One organizer, Andrea, told me that her boss asked her to venture out in a blizzard to make a delivery to a fundraiser when she was sick. When she explained her predicament, her boss responded “Well, do you care about winning?” Staff also described facing daily harassment while canvassing. This harassment made workers with perceived racial, ethnic, and gender identities feel particularly vulnerable and at risk. Nathan, who worked on a campaign that received a large number of threats to both staff and the candidate, commented, “We’re literally putting our lives on the line for next to minimum wage.” These threats were brushed off by supervisors as par for the course, leading staff to feel “expendable.”
Campaigns build in intensity and anxiety as the election date gets closer. This period of work is all-consuming: 14-hour workdays, few or no days off, countless hours on the phone with voters, and late-night meetings. Campaign workers are expected to do whatever it takes to win. As Rachel, a study participant explained, campaign work “requires you to push yourself to the absolute brink and then some!”
This campaign lifestyle is made more challenging by the fact that workers regularly face periods of unemployment following elections. In addition to the unique cyclical structure of electoral politics, the culture of progressive campaigns puts staff at risk of exploitation. Jordan shared that most campaign workers put up with these conditions because they are “really idealistic, committed, dedicated, passionate individuals.” But eventually, that passion burns out. After each cycle, skilled progressives leave campaign work for more stable and sustainable careers.
These conditions harm the progressive movement and have real consequences on a candidate’s electability (as in the case of the Morales campaign). They cause talented workers to leave the field, taking their training and experience with them. This results in labor shortages and a dearth of skilled campaign workers. Additionally, these conditions make campaigns less diverse and accessible by excluding progressives who lack the financial and social safety nets that make unstable, all-consuming work possible.
It doesn’t have to be like this. There are several ways to improve the status quo. A recent and rapid rise in campaign unionization efforts suggests the possibility that unions might become normative in electoral politics. Although unionization on time-limited campaigns presents challenges, my participant data indicates that campaign unions are effective at improving conditions and are widely supported by campaign workers.
Political parties can also play a greater role in setting better guidelines and practices for managing campaign staff. For example, parties could set standards such as minimum wage or a requirement for paid time off that could function as a condition for party endorsement.
To address associated costs campaigns may incur when improving working conditions, we can look to policy and campaign finance reform. Participants consistently cited the tight budgets on campaigns as contributing factors to the over-work and exploitation of staff. For example, matching funds are public campaign financing programs that incentivize campaigns to seek small-dollar donations in an effort to limit the influence of big, wealthy donors. Programs such as the those instituted in New York, Minnesota, and Connecticut might help smaller, grassroots campaigns avoid being underfunded, potentially leading to an increase in pay and support for campaign workers.
Addressing campaign working conditions will take time and resources, which are always hard to come by in progressive politics.
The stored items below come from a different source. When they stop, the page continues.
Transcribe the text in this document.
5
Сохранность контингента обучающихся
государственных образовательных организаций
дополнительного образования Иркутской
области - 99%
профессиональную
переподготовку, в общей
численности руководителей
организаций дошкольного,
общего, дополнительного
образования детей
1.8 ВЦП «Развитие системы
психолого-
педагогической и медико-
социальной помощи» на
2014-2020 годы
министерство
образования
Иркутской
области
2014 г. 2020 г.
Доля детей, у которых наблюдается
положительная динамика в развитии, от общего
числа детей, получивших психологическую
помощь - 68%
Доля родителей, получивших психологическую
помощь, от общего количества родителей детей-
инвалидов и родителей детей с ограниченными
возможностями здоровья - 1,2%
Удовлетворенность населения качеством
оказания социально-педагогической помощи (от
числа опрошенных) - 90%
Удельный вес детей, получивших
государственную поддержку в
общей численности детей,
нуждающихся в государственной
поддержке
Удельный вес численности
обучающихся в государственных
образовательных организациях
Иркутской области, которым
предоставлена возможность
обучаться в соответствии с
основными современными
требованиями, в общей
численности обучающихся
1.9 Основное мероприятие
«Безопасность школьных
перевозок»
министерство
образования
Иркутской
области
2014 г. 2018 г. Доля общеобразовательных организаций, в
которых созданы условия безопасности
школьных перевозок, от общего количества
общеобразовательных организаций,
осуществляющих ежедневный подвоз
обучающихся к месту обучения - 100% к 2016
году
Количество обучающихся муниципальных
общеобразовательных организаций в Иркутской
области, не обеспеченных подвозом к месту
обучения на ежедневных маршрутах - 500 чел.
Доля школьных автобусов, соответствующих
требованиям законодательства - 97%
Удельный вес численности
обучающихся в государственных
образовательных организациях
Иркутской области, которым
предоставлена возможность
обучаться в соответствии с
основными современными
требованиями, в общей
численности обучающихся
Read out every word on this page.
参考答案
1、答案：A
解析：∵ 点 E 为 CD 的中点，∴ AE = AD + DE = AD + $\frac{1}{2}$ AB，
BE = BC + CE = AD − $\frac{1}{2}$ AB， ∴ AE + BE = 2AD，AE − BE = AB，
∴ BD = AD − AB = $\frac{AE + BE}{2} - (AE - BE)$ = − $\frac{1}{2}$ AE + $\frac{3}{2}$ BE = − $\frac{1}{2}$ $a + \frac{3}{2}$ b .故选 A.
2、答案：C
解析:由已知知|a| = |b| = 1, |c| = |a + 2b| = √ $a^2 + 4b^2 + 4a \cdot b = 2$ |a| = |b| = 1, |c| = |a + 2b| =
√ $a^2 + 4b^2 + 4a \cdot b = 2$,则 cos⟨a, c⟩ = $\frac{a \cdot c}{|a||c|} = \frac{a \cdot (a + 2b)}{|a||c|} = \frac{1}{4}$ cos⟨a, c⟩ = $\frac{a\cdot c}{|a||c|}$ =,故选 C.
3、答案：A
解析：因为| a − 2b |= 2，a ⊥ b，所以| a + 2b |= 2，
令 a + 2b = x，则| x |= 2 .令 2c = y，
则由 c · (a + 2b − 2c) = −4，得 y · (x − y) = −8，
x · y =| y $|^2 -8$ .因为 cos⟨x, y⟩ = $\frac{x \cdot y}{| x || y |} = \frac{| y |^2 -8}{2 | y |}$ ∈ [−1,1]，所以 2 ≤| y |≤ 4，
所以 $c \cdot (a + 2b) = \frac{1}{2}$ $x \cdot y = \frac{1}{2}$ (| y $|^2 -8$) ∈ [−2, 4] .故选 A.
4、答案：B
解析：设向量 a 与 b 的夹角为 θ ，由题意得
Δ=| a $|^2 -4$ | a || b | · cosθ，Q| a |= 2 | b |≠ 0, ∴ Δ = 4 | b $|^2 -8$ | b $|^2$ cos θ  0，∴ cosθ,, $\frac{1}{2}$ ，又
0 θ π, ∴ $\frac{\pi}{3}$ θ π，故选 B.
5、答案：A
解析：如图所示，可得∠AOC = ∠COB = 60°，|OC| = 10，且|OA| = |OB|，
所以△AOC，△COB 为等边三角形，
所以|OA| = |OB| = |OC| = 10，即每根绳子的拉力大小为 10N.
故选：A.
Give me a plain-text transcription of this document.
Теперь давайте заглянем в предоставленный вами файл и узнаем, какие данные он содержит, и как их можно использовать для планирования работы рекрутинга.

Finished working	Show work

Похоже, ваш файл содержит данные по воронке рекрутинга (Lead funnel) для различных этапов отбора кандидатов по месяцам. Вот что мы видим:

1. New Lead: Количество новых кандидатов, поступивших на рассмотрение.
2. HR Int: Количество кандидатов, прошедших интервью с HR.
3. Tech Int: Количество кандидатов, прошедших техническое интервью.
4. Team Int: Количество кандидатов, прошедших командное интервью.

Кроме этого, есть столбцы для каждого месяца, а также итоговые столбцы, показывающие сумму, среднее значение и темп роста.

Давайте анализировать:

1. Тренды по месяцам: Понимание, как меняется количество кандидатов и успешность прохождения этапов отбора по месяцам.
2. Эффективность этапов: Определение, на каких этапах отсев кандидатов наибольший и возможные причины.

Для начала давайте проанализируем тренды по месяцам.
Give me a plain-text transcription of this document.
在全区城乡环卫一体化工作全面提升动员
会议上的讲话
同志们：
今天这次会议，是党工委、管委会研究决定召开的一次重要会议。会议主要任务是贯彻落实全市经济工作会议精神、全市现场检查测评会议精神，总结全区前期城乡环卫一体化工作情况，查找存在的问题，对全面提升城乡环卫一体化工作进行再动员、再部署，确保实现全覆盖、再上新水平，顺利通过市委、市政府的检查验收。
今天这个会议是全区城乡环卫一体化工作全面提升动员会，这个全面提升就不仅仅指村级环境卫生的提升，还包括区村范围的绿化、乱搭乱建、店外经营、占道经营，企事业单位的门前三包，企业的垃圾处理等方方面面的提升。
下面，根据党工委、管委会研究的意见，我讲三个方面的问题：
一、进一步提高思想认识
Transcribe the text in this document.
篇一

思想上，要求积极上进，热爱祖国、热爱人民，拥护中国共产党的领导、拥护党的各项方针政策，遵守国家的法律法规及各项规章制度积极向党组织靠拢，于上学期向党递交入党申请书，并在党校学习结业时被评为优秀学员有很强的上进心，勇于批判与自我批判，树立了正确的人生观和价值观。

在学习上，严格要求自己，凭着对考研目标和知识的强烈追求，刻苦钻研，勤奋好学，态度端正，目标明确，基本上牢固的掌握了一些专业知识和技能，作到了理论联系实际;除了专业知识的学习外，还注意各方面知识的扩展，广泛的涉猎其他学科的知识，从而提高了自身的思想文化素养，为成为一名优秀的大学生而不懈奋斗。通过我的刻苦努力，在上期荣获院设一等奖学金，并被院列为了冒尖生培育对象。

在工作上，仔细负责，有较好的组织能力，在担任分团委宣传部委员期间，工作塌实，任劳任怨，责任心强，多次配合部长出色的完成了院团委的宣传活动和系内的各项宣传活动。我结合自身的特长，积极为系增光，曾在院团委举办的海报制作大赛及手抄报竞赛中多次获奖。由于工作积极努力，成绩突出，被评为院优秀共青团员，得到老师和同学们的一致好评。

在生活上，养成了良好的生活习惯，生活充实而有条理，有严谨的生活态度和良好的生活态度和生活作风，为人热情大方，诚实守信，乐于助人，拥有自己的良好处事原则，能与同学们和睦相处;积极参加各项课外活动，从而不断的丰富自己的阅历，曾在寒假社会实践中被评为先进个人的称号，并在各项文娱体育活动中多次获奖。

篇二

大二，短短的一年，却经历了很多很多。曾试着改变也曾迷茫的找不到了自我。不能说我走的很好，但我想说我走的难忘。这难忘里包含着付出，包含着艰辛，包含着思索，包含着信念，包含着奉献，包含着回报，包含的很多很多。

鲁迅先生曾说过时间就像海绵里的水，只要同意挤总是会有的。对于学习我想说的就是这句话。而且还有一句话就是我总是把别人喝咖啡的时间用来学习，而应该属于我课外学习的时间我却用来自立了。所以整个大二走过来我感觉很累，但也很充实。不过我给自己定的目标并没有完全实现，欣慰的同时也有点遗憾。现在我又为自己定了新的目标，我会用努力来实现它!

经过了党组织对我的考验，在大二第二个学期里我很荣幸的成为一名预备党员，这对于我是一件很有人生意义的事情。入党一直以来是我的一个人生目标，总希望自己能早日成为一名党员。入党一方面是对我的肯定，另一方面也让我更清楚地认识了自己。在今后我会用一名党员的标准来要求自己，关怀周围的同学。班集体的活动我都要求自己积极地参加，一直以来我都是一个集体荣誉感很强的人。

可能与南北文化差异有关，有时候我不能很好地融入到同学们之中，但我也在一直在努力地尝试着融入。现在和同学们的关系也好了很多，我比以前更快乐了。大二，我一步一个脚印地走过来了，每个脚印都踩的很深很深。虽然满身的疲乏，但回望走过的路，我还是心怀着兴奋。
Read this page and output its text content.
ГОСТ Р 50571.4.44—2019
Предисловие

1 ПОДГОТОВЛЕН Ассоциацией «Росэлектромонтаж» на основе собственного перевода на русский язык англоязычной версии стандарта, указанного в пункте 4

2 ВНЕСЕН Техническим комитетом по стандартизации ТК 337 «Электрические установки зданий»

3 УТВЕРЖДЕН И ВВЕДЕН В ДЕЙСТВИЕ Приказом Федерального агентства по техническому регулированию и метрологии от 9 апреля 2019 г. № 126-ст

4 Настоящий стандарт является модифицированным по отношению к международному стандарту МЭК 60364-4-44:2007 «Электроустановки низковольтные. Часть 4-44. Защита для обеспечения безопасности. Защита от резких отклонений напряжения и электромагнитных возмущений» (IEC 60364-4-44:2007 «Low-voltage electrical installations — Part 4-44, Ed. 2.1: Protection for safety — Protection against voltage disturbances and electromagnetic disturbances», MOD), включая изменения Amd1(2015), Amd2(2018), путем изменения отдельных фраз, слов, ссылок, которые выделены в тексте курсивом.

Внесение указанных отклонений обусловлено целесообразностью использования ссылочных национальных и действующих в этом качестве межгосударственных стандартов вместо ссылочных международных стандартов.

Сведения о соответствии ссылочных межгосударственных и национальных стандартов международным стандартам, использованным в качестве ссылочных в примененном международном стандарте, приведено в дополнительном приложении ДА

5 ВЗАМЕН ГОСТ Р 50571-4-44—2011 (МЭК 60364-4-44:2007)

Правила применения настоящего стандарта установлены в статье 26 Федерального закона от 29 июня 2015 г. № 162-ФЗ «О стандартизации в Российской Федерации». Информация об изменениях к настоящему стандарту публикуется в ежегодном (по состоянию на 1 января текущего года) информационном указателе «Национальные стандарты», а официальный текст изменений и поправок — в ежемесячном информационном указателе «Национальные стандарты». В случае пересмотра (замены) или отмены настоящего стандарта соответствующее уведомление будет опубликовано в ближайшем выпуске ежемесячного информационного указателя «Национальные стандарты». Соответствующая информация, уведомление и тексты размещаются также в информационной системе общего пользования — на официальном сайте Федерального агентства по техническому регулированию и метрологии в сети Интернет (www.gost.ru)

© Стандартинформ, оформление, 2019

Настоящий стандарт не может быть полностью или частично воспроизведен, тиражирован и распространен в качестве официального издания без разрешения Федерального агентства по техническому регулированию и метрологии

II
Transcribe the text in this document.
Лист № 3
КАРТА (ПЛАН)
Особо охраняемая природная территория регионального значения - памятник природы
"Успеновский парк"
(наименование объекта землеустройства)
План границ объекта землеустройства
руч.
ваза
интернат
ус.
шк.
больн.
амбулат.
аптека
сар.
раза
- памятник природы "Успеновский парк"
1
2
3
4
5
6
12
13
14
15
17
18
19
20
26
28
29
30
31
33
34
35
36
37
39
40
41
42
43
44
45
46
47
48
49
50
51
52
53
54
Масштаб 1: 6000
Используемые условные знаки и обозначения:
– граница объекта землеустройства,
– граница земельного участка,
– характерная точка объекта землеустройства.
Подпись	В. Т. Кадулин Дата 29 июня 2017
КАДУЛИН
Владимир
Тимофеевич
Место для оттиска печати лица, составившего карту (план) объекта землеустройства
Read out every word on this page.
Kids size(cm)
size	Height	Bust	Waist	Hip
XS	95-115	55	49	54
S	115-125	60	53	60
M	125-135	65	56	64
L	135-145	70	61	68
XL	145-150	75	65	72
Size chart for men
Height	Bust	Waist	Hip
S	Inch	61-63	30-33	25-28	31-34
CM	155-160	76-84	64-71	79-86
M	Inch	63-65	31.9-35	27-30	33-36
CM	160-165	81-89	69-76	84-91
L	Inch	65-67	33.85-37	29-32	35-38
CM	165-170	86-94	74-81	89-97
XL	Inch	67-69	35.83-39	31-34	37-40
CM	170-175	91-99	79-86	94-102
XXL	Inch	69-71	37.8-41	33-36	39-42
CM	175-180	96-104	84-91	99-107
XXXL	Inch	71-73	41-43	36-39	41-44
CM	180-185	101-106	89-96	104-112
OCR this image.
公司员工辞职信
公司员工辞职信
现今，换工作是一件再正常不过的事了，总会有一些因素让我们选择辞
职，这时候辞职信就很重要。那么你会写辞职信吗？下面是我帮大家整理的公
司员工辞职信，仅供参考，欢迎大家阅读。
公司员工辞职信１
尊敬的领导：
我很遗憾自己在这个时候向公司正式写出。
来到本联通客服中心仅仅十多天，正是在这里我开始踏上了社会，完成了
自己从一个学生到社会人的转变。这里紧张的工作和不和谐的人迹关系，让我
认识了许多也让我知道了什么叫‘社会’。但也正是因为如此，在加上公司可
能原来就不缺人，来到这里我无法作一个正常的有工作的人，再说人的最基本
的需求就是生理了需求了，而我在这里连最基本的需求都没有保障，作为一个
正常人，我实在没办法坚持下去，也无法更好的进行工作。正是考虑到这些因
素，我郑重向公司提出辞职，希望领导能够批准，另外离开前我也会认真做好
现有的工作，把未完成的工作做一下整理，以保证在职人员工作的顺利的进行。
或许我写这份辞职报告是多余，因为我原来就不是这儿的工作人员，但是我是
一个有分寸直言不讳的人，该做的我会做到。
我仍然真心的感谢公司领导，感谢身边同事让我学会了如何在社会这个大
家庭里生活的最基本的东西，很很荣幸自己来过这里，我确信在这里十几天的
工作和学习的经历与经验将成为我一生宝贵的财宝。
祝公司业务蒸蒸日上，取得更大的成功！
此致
But how can we expect to advance equity and justice in our society in the long term if we fail to uphold these values at the source?
In the weeks leading up to primary and general elections, political candidates will be asking for support. Before you offer it, it’s important to consider if their actions match their campaign platform. How is this campaign and candidate treating their workers? By encouraging campaigns and candidates to walk the walk, we might begin to lessen burnout and score more progressive wins at the ballot box.